Evitar situações e locais que remetam ao episódio de violência é uma forma recorrente e quase instintiva de se proteger, mas também representa um indício do desamparo a que a maioria das vítimas de violência é submetida, segundo a promotora Celeste Leite dos Santos, presidente do Instituto Pró-Vítima. "Essa pessoa passa a ter um problema de confiança na sociedade, em si mesma e no próximo", diz. "Estamos criando a sociedade do risco, do medo e da insegurança, quando se passa a não acreditar que o estado tem capacidade de nos prover."
Autora do Estatuto da Vítima, em tramitação no Congresso, a promotora avalia que a falta de assistência institucional faz com que essas pessoas sejam vistas pelas autoridades como meras provas processuais em uma investigação criminal. Isso quando a atitude de quem sofreu a violência não se torna alvo de questionamentos em juízo.
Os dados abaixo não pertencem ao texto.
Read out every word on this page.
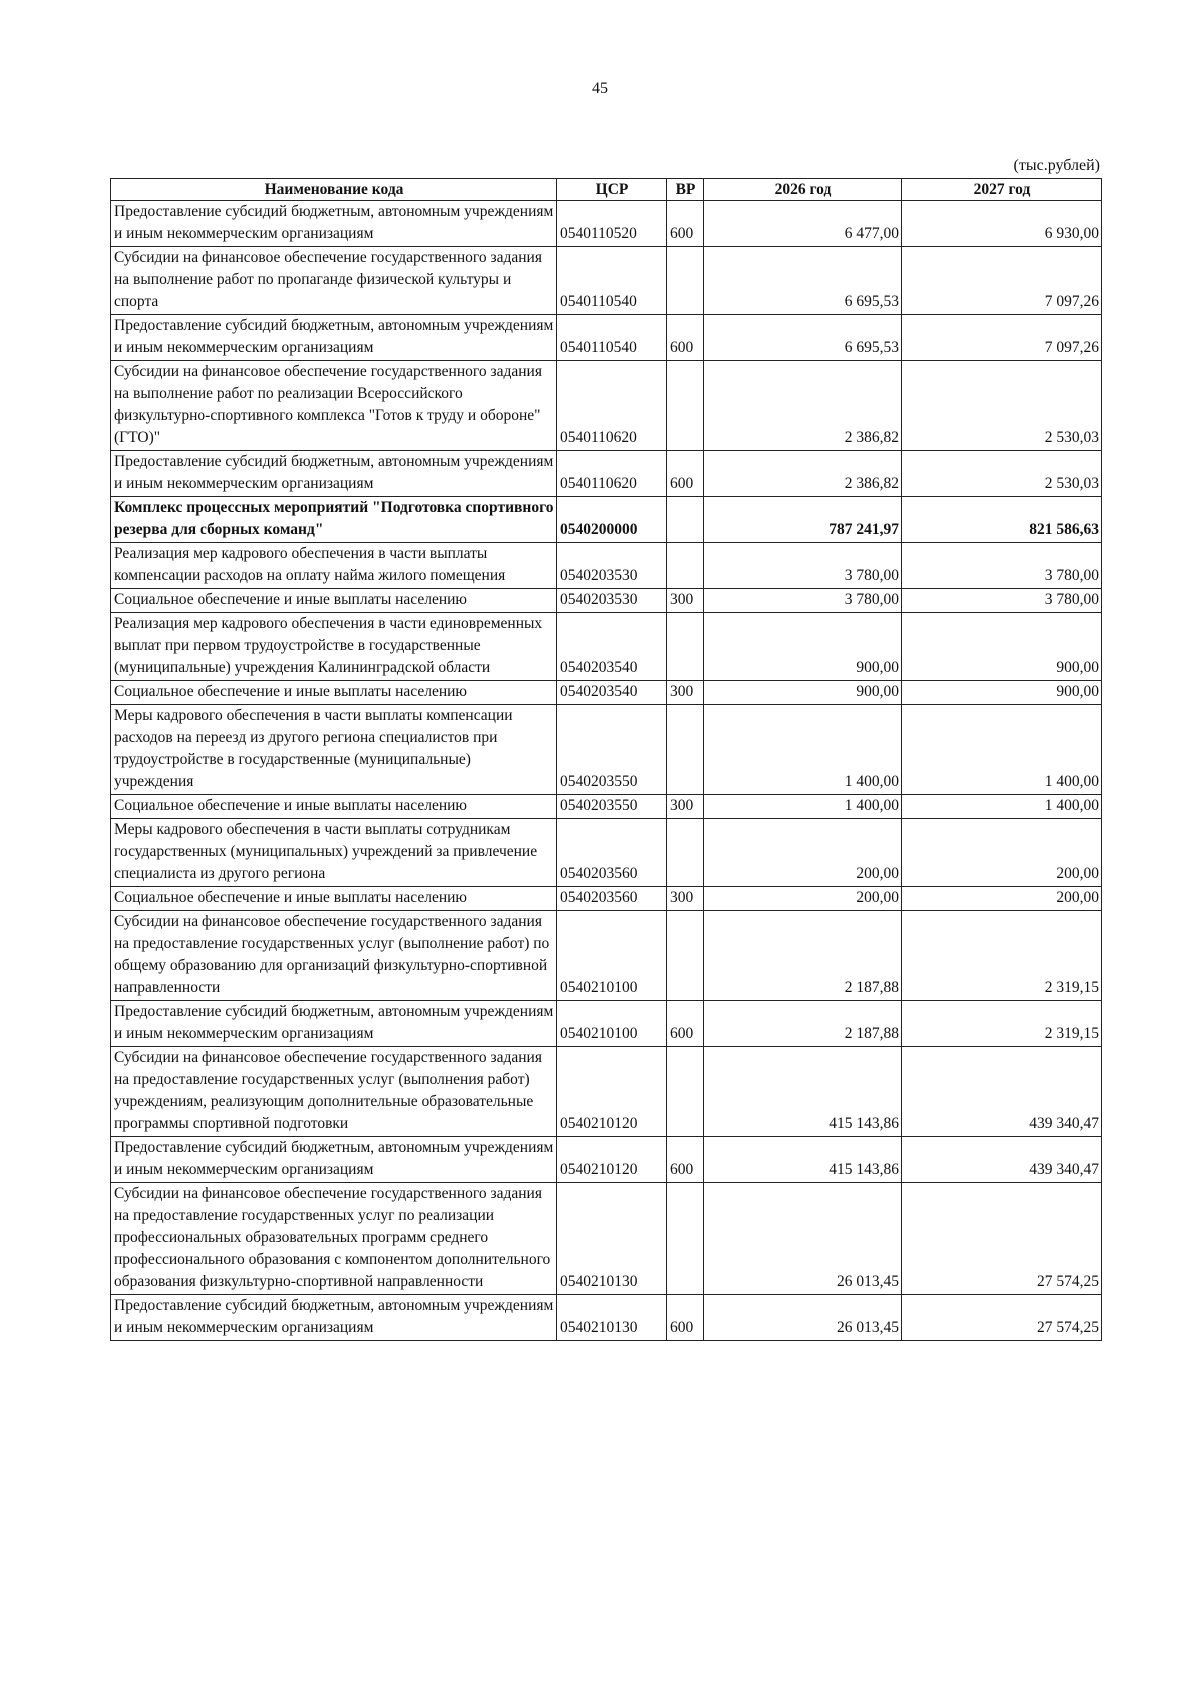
45
(тыс.рублей)
Наименование кода	ЦСР	ВР	2026 год	2027 год
Предоставление субсидий бюджетным, автономным учреждениям и иным некоммерческим организациям	0540110520	600	6 477,00	6 930,00
Субсидии на финансовое обеспечение государственного задания на выполнение работ по пропаганде физической культуры и спорта	0540110540		6 695,53	7 097,26
Предоставление субсидий бюджетным, автономным учреждениям и иным некоммерческим организациям	0540110540	600	6 695,53	7 097,26
Субсидии на финансовое обеспечение государственного задания на выполнение работ по реализации Всероссийского физкультурно-спортивного комплекса "Готов к труду и обороне" (ГТО)"	0540110620		2 386,82	2 530,03
Предоставление субсидий бюджетным, автономным учреждениям и иным некоммерческим организациям	0540110620	600	2 386,82	2 530,03
Комплекс процессных мероприятий "Подготовка спортивного резерва для сборных команд"	0540200000		787 241,97	821 586,63
Реализация мер кадрового обеспечения в части выплаты компенсации расходов на оплату найма жилого помещения	0540203530		3 780,00	3 780,00
Социальное обеспечение и иные выплаты населению	0540203530	300	3 780,00	3 780,00
Реализация мер кадрового обеспечения в части единовременных выплат при первом трудоустройстве в государственные (муниципальные) учреждения Калининградской области	0540203540		900,00	900,00
Социальное обеспечение и иные выплаты населению	0540203540	300	900,00	900,00
Меры кадрового обеспечения в части выплаты компенсации расходов на переезд из другого региона специалистов при трудоустройстве в государственные (муниципальные) учреждения	0540203550		1 400,00	1 400,00
Социальное обеспечение и иные выплаты населению	0540203550	300	1 400,00	1 400,00
Меры кадрового обеспечения в части выплаты сотрудникам государственных (муниципальных) учреждений за привлечение специалиста из другого региона	0540203560		200,00	200,00
Социальное обеспечение и иные выплаты населению	0540203560	300	200,00	200,00
Субсидии на финансовое обеспечение государственного задания на предоставление государственных услуг (выполнение работ) по общему образованию для организаций физкультурно-спортивной направленности	0540210100		2 187,88	2 319,15
Предоставление субсидий бюджетным, автономным учреждениям и иным некоммерческим организациям	0540210100	600	2 187,88	2 319,15
Субсидии на финансовое обеспечение государственного задания на предоставление государственных услуг (выполнения работ) учреждениям, реализующим дополнительные образовательные программы спортивной подготовки	0540210120		415 143,86	439 340,47
Предоставление субсидий бюджетным, автономным учреждениям и иным некоммерческим организациям	0540210120	600	415 143,86	439 340,47
Субсидии на финансовое обеспечение государственного задания на предоставление государственных услуг по реализации профессиональных образовательных программ среднего профессионального образования с компонентом дополнительного образования физкультурно-спортивной направленности	0540210130		26 013,45	27 574,25
Предоставление субсидий бюджетным, автономным учреждениям и иным некоммерческим организациям	0540210130	600	26 013,45	27 574,25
"Existe um movimento de analisar se a vítima é inocente, ou provocadora, ou ainda alguém que não se protegeu devidamente", diz a promotora. "Admitindo que vivemos em uma sociedade de risco, o estado deixa de ter a obrigação de fornecer essa segurança se a vítima se expôs ao risco desnecessariamente."
Assim como o casal da Vila Nova Conceição e a frequentadora da ciclovia, o autônomo Franklin Bruno Sousa, 28, lembra que demorou mais de um mês para sair de casa sem medo após ser espancado por quatro bandidos que levaram seu celular no largo do Arouche, no centro da capital, no ano passado.
Ele conta que voltava de um bar e parou em uma barraca de lanches a poucos metros de casa quando foi atacado. "Tentei correr, mas não deu certo. Me bateram muito no rosto e na cabeça, a cada soco eu apagava. Fiquei todo desfigurado", diz. "Eu moro no centro há 20 anos, esse era o caminho para a minha escola e até hoje sinto medo quando passo por lá."
O autônomo diz que não procurou ajuda profissional, apenas registrou um boletim de ocorrência e não teve mais resposta da polícia, assim como ocorre com a maioria das vítimas, segundo a psicóloga Maria Luiza Bullentini Facury. "O atendimento rápido é importante, senão pode entrar num estado de depressão e desenvolver transtorno de ansiedade generalizada em que qualquer pessoa que se aproxime pode ser vista como agressor, além de criar fobias, o que repercute na qualidade de vida."
Além de encarar a rotina apesar do trauma, a falta de assistência faz com que a vítima tenha medo de reconhecer o acusado ou comparecer às audiências e, consequentemente, o réu é absolvido. Isso explica a alta impunidade de roubos cometidos com violência.
"Existe a interpretação jurisprudencial de que o trabalho da polícia, isoladamente, não é prova. Tem que repetir tudo em juízo, ou seja, isso é uma revitimização, uma violência estatal", diz a promotora Celeste ao citar trecho do estatuto que altera essa dinâmica.
Por enquanto, um dos únicos serviços públicos que oferece ajuda nesses casos é o Cravi (Centro de Referência de Apoio à Vítima), que reúne equipe de psicólogos e assistentes sociais especializados em violência, com sede na Barra Funda.
Procurada, a secretaria da Segurança Pública do estado informou que, em 2024, prendeu 72.561 infratores e que 5.911 armas foram retiradas de circulação na capital e região metropolitana. O autor do ataque à médica foi preso e a polícia segue na busca pelo comparsa, segundo a pasta.